La fin de la salade d’accueil
Il a d’abord connu comme patrons Jean et Arlette Loisier. Les fondateurs avaient revendu l’enseigne en 1975 au groupe Novotel, mais ont longtemps conservé le restaurant de Nitry en franchise. Pendant trente-cinq ans, ils verront leur bébé grandir à toute vitesse dans les bras du futur géant Accor, qui le cédera en 2000. S’ensuivra une succession de rachats par des fonds, souvent en LBO, donc avec un fort endettement à amortir par une multiplication des ouvertures de sites, qui monteront jusqu’à 300 (avec 3.500 employés). De quoi gonfler la trésorerie, pas forcément la rentabilité.
Les Courtepaille vont pousser comme des champignons, sortant de terre dès qu’une zone commerciale était arrosée par une quelconque agglomération, mais s’essoufflant à force de croître à marche forcée. Les comptes basculent dans le rouge à partir de 2017, et les recherches d’économies rognent sur la qualité du service et de la carte. Quitte à toucher aux symboles. « La suppression de la salade d’accueil a marqué les clients, c’était un petit geste que beaucoup regrettent », note Marc Martin, qui attend de voir, comme les 2.089 employés du groupe, les potentiels candidats à un énième rachat le 2 mai, date de remise des offres au tribunal de commerce de Nanterre.
Une popularité intacte
Mais pour le directeur, les carottes sont loin d’être cuites : « La restauration à table repart et, surtout, on voit que les gens restent attachés à Courtepaille au fil des années. » Malgré ses difficultés, la chaîne conserve une place intacte dans le coeur des Français. Elle bénéficie d’une notoriété assistée de 93 % auprès des personnes qui vont au restaurant au moins une fois par trimestre, proche des niveaux de McDonald’s, Burger King, Flunch et Buffalo Grill, selon le panorama de Food Service Vision. « Cela s’explique par la densité de son réseau, son antériorité de plus vieille dame du secteur, et par l’univers créé autour de l’enseigne, avec cette architecture très identifiable », explique François Blouin, le directeur de cette agence spécialisée. « La plupart des Français ont connu au moins une expérience chez Courtepaille. »
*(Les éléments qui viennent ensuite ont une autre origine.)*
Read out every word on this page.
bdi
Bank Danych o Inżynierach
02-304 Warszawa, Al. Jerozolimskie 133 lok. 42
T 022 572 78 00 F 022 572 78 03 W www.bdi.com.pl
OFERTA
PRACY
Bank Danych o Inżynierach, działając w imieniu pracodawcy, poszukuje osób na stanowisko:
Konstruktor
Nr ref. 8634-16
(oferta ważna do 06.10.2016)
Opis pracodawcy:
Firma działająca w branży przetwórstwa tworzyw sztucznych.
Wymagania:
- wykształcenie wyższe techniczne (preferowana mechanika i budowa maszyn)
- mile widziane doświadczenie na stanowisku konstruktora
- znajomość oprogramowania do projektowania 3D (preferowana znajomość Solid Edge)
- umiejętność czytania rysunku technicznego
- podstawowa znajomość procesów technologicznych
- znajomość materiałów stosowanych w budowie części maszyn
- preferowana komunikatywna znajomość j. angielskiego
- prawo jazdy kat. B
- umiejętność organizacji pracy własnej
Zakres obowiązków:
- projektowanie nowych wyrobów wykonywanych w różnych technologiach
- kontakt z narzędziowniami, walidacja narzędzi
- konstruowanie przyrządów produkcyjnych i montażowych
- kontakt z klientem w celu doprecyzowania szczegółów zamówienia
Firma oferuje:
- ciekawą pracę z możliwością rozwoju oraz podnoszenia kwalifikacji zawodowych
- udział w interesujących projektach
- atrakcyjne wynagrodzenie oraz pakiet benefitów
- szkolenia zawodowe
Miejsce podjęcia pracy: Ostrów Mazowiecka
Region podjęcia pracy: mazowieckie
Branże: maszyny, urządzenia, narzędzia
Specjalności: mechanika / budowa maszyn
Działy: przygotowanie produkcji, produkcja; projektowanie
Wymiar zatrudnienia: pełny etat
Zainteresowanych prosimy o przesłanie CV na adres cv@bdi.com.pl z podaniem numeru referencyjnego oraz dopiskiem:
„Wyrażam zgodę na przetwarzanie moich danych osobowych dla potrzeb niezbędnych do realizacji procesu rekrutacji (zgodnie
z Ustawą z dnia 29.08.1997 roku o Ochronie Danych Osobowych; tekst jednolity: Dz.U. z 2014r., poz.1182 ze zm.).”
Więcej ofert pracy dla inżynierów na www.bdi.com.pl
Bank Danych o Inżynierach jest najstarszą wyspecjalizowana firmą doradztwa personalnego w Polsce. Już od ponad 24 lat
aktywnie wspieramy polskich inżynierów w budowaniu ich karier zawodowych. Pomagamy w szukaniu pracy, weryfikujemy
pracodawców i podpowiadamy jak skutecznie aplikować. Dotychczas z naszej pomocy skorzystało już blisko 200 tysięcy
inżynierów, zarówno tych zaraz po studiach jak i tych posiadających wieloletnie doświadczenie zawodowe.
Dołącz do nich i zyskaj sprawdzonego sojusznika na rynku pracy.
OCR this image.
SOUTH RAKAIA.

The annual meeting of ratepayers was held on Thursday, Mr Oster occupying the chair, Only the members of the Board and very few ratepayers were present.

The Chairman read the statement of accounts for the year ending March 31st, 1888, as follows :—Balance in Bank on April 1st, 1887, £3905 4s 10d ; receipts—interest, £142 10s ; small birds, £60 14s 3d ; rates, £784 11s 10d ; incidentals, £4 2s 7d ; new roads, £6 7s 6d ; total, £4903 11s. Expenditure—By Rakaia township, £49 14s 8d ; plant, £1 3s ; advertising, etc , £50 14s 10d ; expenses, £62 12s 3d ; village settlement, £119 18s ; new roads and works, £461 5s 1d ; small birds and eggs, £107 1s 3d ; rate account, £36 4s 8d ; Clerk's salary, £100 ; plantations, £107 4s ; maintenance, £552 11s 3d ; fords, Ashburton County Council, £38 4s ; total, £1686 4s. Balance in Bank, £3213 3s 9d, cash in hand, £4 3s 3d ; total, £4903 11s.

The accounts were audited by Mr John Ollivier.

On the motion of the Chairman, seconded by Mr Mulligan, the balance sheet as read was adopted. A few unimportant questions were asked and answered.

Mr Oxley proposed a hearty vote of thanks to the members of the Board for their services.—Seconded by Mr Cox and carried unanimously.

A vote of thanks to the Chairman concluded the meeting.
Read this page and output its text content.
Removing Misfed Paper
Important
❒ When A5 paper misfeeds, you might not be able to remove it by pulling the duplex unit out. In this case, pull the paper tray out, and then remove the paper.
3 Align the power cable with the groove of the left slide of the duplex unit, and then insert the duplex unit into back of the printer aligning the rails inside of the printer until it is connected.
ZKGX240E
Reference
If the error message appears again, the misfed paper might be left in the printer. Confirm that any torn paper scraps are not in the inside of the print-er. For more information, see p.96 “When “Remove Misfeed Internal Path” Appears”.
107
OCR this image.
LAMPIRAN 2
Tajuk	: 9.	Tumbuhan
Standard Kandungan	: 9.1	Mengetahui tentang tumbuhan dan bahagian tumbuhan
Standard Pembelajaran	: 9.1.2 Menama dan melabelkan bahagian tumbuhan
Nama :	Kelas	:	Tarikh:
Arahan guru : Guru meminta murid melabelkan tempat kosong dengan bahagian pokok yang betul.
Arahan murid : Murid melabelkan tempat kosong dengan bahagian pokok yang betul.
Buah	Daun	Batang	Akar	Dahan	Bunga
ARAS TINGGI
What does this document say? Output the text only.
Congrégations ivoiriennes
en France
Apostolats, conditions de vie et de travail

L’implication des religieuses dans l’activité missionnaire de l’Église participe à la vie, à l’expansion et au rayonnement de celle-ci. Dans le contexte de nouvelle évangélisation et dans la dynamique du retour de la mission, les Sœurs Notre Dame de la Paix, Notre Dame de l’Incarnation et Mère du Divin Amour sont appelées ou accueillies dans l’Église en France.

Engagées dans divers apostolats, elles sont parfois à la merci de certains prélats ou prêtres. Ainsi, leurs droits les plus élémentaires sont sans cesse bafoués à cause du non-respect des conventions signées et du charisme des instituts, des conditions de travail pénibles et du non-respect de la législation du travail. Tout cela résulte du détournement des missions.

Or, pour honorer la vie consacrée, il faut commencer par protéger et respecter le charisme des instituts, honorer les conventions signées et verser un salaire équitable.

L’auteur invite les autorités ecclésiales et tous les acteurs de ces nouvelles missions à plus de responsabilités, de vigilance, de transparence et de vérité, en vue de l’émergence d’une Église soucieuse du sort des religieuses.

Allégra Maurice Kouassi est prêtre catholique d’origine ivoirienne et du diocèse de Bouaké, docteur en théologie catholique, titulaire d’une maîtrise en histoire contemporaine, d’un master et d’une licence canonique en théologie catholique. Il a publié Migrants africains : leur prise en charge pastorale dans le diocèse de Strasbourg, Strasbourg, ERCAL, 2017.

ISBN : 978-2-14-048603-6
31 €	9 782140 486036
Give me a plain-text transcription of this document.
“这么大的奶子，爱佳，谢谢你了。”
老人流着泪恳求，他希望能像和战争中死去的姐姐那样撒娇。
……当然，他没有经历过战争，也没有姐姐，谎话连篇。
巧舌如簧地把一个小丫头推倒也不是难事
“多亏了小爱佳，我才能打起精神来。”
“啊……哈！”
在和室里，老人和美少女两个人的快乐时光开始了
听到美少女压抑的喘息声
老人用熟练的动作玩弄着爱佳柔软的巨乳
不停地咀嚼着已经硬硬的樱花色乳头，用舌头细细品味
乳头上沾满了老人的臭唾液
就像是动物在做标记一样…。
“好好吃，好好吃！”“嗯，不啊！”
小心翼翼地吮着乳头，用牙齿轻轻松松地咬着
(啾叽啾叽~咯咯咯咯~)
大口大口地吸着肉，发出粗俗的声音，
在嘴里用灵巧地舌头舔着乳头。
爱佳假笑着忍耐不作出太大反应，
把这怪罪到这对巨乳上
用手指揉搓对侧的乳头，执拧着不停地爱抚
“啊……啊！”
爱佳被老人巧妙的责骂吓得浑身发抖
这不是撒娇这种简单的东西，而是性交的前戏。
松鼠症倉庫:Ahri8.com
C’est aussi l’une des rares chaînes de restauration qu’ils se disent prêts à recommander. Voire à se transmettre entre générations. A Nitry, comme dans les plus anciens établissements, des parents reviennent avec leurs enfants pour leur rappeler la nostalgie de leurs propres voyages en voiture familiale d’antan. « Courtepaille a un côté Madeleine de Proust, c’est une des marques iconiques qui ont accompagné l’évolution du paysage des Trente Glorieuses, en étant l’une des pionnières de la course vers les périphéries », analyse l’essayiste Jean-Laurent Cassely, coauteur de « La France sous nos yeux » (Seuil, 2021), dans lequel il a mené une radiographie des évolutions du pays. « La marque a un potentiel très puissant, mais elle doit trouver un repreneur capable de mener une réinvention à partir de son ADN et du mythe qui lui est associé », estime François Blouin. Histoire que le roi des grillades ne parte pas en fumée. Et qu’Emmanuel Macron ne soit pas privé de son pavé de boeuf préféré.